Using repeated cross-sectional survey data, the paper examines effects of an Indian family planning programme on contraceptive use and related behaviours through conditional DiD within relevant states, finding higher usage and shifts in the method mix (modern vs. traditional; spacing vs. limiting).

Paper long abstract

This paper uses multiple waves of the Indian National Family Health Survey to evaluate the effects of a family planning programme on contraceptive use and related reproductive behaviours. Using two rounds of this nationally representative repeated cross-section microdata, the paper implements a conditional difference-in-differences design that compares changes in targeted areas to comparison areas, restricting the analysis to programme states so that treated and comparison units share a common policy and institutional context.
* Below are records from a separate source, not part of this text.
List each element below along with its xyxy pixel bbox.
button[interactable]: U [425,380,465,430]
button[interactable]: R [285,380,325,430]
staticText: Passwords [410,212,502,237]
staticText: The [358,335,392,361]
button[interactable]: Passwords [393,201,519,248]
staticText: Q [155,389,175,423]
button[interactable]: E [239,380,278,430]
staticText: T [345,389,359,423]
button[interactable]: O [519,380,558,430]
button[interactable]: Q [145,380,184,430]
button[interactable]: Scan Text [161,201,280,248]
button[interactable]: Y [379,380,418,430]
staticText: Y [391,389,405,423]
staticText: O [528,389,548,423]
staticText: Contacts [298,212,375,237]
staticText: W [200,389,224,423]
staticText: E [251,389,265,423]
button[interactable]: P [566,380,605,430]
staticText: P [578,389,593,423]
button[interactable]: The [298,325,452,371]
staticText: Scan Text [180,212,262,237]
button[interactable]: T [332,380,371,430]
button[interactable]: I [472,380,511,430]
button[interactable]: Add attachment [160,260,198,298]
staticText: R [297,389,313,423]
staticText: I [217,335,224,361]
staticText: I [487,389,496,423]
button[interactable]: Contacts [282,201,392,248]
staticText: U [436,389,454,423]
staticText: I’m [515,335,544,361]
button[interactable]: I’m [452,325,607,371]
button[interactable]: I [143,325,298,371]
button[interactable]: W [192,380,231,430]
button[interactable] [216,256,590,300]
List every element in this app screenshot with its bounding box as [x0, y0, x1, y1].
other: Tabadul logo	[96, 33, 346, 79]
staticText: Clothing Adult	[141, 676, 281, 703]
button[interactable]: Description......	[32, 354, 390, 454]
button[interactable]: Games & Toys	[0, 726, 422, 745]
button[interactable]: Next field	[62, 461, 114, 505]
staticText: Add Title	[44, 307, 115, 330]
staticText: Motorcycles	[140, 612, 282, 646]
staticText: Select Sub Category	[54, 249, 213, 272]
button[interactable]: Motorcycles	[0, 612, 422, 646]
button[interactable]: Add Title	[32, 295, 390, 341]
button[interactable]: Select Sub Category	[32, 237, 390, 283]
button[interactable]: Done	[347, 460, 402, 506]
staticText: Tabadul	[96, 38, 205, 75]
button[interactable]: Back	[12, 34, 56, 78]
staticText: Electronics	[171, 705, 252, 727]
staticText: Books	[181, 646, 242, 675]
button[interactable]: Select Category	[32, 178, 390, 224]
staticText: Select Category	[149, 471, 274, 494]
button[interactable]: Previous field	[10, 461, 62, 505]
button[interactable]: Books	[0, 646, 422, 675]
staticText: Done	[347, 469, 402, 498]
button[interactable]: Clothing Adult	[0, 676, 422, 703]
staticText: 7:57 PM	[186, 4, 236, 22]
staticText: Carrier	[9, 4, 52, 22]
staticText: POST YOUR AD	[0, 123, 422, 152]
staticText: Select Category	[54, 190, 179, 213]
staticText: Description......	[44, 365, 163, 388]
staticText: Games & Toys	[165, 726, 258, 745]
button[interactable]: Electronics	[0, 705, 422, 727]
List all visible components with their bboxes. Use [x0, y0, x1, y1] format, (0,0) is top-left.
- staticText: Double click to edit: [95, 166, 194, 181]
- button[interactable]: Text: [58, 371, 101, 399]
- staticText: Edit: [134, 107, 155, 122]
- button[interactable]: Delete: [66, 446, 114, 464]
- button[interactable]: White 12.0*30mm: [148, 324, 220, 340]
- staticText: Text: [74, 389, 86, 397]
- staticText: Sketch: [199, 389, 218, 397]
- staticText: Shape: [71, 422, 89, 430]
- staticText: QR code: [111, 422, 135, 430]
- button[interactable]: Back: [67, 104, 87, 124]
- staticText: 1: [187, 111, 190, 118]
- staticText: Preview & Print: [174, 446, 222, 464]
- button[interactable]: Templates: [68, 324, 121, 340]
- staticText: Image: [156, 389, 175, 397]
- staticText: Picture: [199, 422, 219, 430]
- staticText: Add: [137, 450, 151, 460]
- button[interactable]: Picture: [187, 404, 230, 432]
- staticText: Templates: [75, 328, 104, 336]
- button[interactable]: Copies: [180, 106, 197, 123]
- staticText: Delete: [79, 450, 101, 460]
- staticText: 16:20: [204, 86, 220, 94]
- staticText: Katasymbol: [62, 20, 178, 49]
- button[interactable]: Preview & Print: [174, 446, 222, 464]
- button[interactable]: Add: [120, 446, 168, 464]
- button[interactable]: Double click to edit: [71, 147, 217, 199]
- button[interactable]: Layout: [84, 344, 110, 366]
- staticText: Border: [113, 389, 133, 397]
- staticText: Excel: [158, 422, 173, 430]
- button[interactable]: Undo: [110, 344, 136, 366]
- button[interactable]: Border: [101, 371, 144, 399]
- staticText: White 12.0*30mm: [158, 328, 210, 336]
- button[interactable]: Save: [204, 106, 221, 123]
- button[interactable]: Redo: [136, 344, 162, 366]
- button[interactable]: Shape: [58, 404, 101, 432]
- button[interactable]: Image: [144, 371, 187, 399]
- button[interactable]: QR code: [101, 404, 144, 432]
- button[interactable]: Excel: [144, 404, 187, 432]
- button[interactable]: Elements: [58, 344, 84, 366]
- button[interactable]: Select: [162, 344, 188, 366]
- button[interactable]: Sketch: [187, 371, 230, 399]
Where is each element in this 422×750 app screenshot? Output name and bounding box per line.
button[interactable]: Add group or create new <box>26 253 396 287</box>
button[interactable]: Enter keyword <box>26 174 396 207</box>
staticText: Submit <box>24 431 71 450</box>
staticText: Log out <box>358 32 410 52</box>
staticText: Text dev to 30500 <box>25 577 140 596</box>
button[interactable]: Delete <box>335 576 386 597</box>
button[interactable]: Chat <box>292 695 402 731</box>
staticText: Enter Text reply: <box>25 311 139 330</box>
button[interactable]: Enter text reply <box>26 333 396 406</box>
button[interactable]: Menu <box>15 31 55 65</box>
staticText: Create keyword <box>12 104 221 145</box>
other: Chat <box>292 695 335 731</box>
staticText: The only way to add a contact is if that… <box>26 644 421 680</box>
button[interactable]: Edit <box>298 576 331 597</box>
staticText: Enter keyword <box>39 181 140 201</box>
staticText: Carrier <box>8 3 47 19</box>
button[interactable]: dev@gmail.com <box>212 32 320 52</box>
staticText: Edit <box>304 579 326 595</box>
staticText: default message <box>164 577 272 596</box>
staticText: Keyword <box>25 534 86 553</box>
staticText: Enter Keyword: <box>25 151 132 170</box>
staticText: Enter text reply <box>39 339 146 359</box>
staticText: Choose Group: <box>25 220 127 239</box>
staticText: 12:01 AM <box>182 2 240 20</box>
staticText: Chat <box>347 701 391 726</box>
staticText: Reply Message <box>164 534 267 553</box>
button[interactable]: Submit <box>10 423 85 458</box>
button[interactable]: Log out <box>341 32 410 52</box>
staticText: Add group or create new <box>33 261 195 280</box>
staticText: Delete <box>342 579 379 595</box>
The conditional specification relaxes the standard parallel-trends assumption by allowing outcome trends to vary with the baseline fertility and contraceptive usage practices; the programme effect is therefore identified conditional on these pre-existing differences between the treatment and control groups. The main specifications include area-wise fixed effects and standard errors clustered at the level of treatment. The paper also presents robustness checks which consider alternative ways of conditioning on baseline fertility, placebo outcomes, and reweighting approaches. The paper estimates the effects of the programme on both overall contraceptive use and method composition, distinguishing modern and traditional methods as well as spacing and limiting behaviours. Accordingly, it finds an increase in overall contraceptive use, accompanied by shifts in the method mix, underscoring the importance of assessing not only adoption but also the composition of contraceptive behaviour in programme evaluations.